Audio-Visual Representation Learning via Knowledge Distillation from Speech Foundation Models
Jing-Xuan Zhang, Genshun Wan, Jianqing Gao, Zhen-Hua Ling
TL;DR
This work tackles robust audio-visual representation learning by transferring knowledge from large-scale speech foundation models (SFMs) to a joint audio-visual student. It introduces a cross-modal knowledge distillation framework that distills multi-layer teacher representations from SFMs into a single student and leverages a soft-label KL loss combined with a feature-regression loss, including a multi-teacher ensemble to improve generalization. The method achieves superior or comparable performance on ASR, VSR, and AVSR across clean and noisy conditions, with ablations confirming the benefits of multi-teacher ensembles, soft-label distillation, and joint audio-visual modeling. The results demonstrate that SFMs encode rich linguistic structure that can be transferred to the visual domain, enabling robust AV representations with reduced labeled data requirements and flexible finetuning.
Abstract
Audio-visual representation learning is crucial for advancing multimodal speech processing tasks, such as lipreading and audio-visual speech recognition. Recently, speech foundation models (SFMs) have shown remarkable generalization capabilities across various speech-related tasks. Building on this progress, we propose an audio-visual representation learning model that leverages cross-modal knowledge distillation from SFMs. In our method, SFMs serve as teachers, from which multi-layer hidden representations are extracted using clean audio inputs.
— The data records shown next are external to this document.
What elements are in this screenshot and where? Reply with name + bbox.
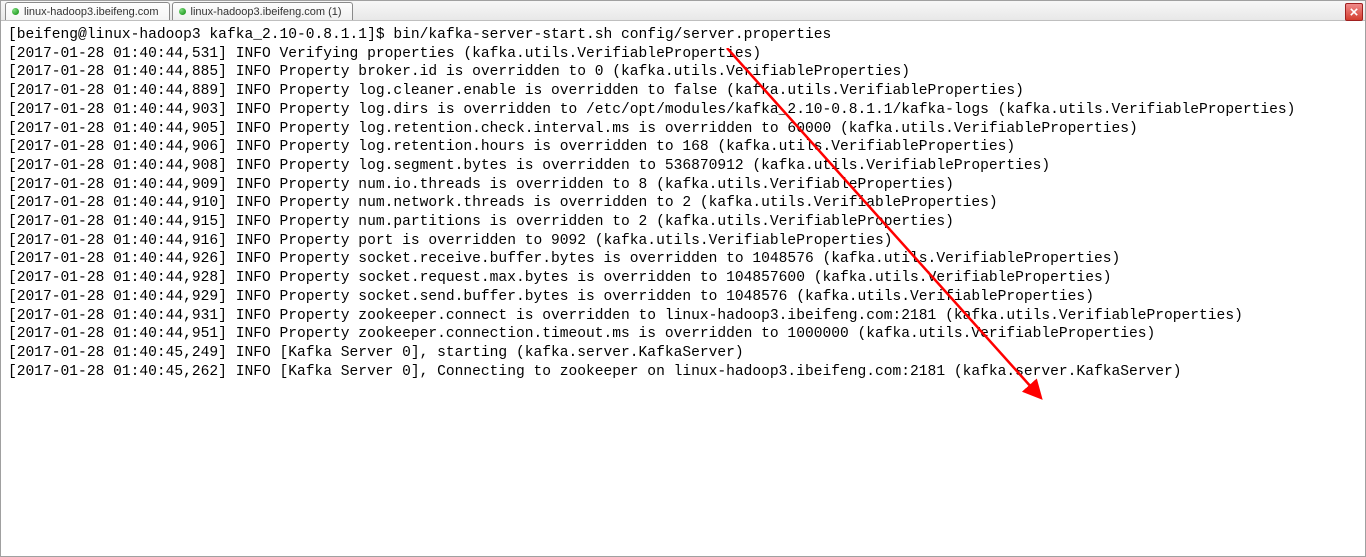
close-icon bbox=[1350, 8, 1358, 16]
terminal-output: [beifeng@linux-hadoop3 kafka_2.10-0.8.1.… bbox=[2, 22, 1364, 385]
tab-session-1[interactable]: linux-hadoop3.ibeifeng.com bbox=[5, 2, 170, 20]
status-dot-icon bbox=[12, 8, 19, 15]
close-button[interactable] bbox=[1345, 3, 1363, 21]
tab-label: linux-hadoop3.ibeifeng.com (1) bbox=[191, 6, 342, 18]
status-dot-icon bbox=[179, 8, 186, 15]
tab-bar: linux-hadoop3.ibeifeng.com linux-hadoop3… bbox=[1, 1, 1365, 21]
tab-label: linux-hadoop3.ibeifeng.com bbox=[24, 6, 159, 18]
tab-session-2[interactable]: linux-hadoop3.ibeifeng.com (1) bbox=[172, 2, 353, 20]
terminal-pane[interactable]: [beifeng@linux-hadoop3 kafka_2.10-0.8.1.… bbox=[2, 22, 1364, 555]
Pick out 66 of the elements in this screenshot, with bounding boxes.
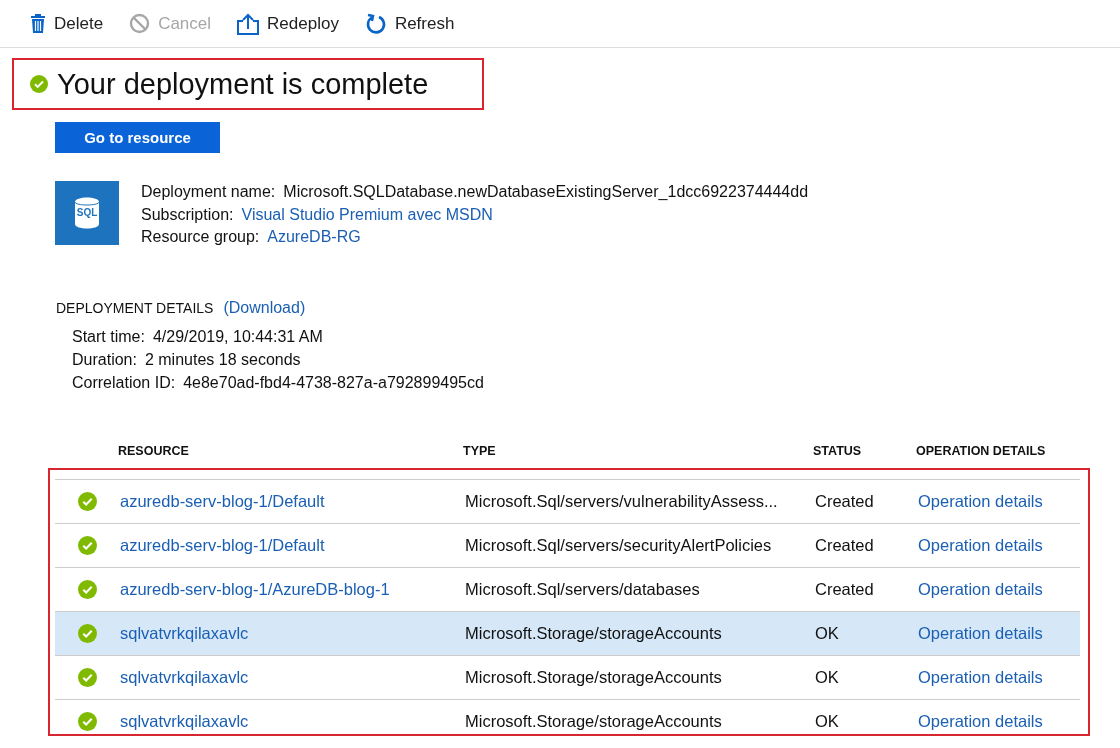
operation-details-link[interactable]: Operation details [918,579,1043,598]
operation-details-link[interactable]: Operation details [918,535,1043,554]
column-header: STATUS [813,443,863,458]
status-text: OK [815,667,839,686]
status-text: Created [815,535,874,554]
resource-link[interactable]: sqlvatvrkqilaxavlc [120,667,249,686]
table-row[interactable]: sqlvatvrkqilaxavlc Microsoft.Storage/storageAccounts OK Operation details [55,698,1080,743]
field-label: Correlation ID: [72,372,176,393]
field-value: 4/29/2019, 10:44:31 AM [152,326,323,347]
table-cell: Microsoft.Sql/servers/databases [465,579,700,598]
go-to-resource-button[interactable]: Go to resource [55,122,220,153]
table-row[interactable]: azuredb-serv-blog-1/Default Microsoft.Sql/servers/vulnerabilityAssess... Created Operation details [55,478,1080,523]
success-check-icon [78,667,97,687]
field-label: Deployment name: [141,182,276,202]
table-cell: Microsoft.Sql/servers/vulnerabilityAssess... [465,491,778,510]
resource-link[interactable]: sqlvatvrkqilaxavlc [120,623,249,642]
success-check-icon [78,579,97,599]
sql-label: SQL [75,207,99,218]
database-icon [74,197,100,229]
upload-icon [237,12,260,35]
table-cell: Microsoft.Storage/storageAccounts [465,711,722,730]
success-check-icon [78,711,97,731]
operation-details-link[interactable]: Operation details [918,491,1043,510]
operation-details-link[interactable]: Operation details [918,667,1043,686]
toolbar-button[interactable]: Redeploy [237,12,339,35]
status-text: Created [815,579,874,598]
table-cell: Microsoft.Storage/storageAccounts [465,667,722,686]
field-label: Subscription: [141,204,234,225]
download-link[interactable]: (Download) [223,298,306,317]
table-cell: Microsoft.Sql/servers/securityAlertPolicies [465,535,772,554]
status-text: Created [815,491,874,510]
cancel-icon [129,13,151,34]
toolbar-button[interactable]: Delete [30,13,104,34]
success-check-icon [78,535,97,555]
table-row[interactable]: azuredb-serv-blog-1/Default Microsoft.Sql/servers/securityAlertPolicies Created Operation details [55,522,1080,567]
refresh-icon [364,12,387,35]
success-check-icon [30,75,48,93]
field-value: 4e8e70ad-fbd4-4738-827a-a792899495cd [183,372,484,393]
field-link[interactable]: AzureDB-RG [267,226,361,249]
success-check-icon [78,491,97,511]
status-text: OK [815,623,839,642]
column-header: TYPE [463,443,497,458]
table-row[interactable]: azuredb-serv-blog-1/AzureDB-blog-1 Microsoft.Sql/servers/databases Created Operation details [55,566,1080,611]
field-value: 2 minutes 18 seconds [144,349,301,370]
resource-link[interactable]: sqlvatvrkqilaxavlc [120,711,249,730]
resource-link[interactable]: azuredb-serv-blog-1/Default [120,535,325,554]
page-title: Your deployment is complete [57,67,429,101]
operation-details-link[interactable]: Operation details [918,711,1043,730]
field-link[interactable]: Visual Studio Premium avec MSDN [241,203,493,226]
field-value: Microsoft.SQLDatabase.newDatabaseExistingServer_1dcc6922374444dd [283,182,809,202]
table-row[interactable]: sqlvatvrkqilaxavlc Microsoft.Storage/storageAccounts OK Operation details [55,610,1080,655]
column-header: RESOURCE [118,443,190,458]
section-title: DEPLOYMENT DETAILS [56,299,214,316]
table-row[interactable]: sqlvatvrkqilaxavlc Microsoft.Storage/storageAccounts OK Operation details [55,654,1080,699]
operation-details-link[interactable]: Operation details [918,623,1043,642]
toolbar-button[interactable]: Refresh [364,12,455,35]
trash-icon [30,14,46,33]
field-label: Duration: [72,349,137,370]
field-label: Start time: [72,326,145,347]
field-label: Resource group: [141,227,260,247]
resource-link[interactable]: azuredb-serv-blog-1/AzureDB-blog-1 [120,579,390,598]
column-header: OPERATION DETAILS [916,443,1046,458]
status-text: OK [815,711,839,730]
success-check-icon [78,623,97,643]
resource-link[interactable]: azuredb-serv-blog-1/Default [120,491,325,510]
table-cell: Microsoft.Storage/storageAccounts [465,623,722,642]
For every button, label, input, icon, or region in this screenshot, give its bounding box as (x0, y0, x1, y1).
We also introduce a multi-teacher ensemble method to distill the student, which receives audio-visual data as inputs. A novel representational knowledge distillation loss is employed to train the student during pretraining, which is also applied during finetuning to further enhance the performance on downstream tasks. Our experiments utilized both a self-supervised SFM, WavLM, and a supervised SFM, iFLYTEK-speech. The results demonstrated that our proposed method achieved superior or at least comparable performance to previous state-of-the-art baselines across automatic speech recognition, visual speech recognition, and audio-visual speech recognition tasks. Additionally, comprehensive ablation studies and the visualization of learned representations were conducted to evaluate the effectiveness of our proposed method.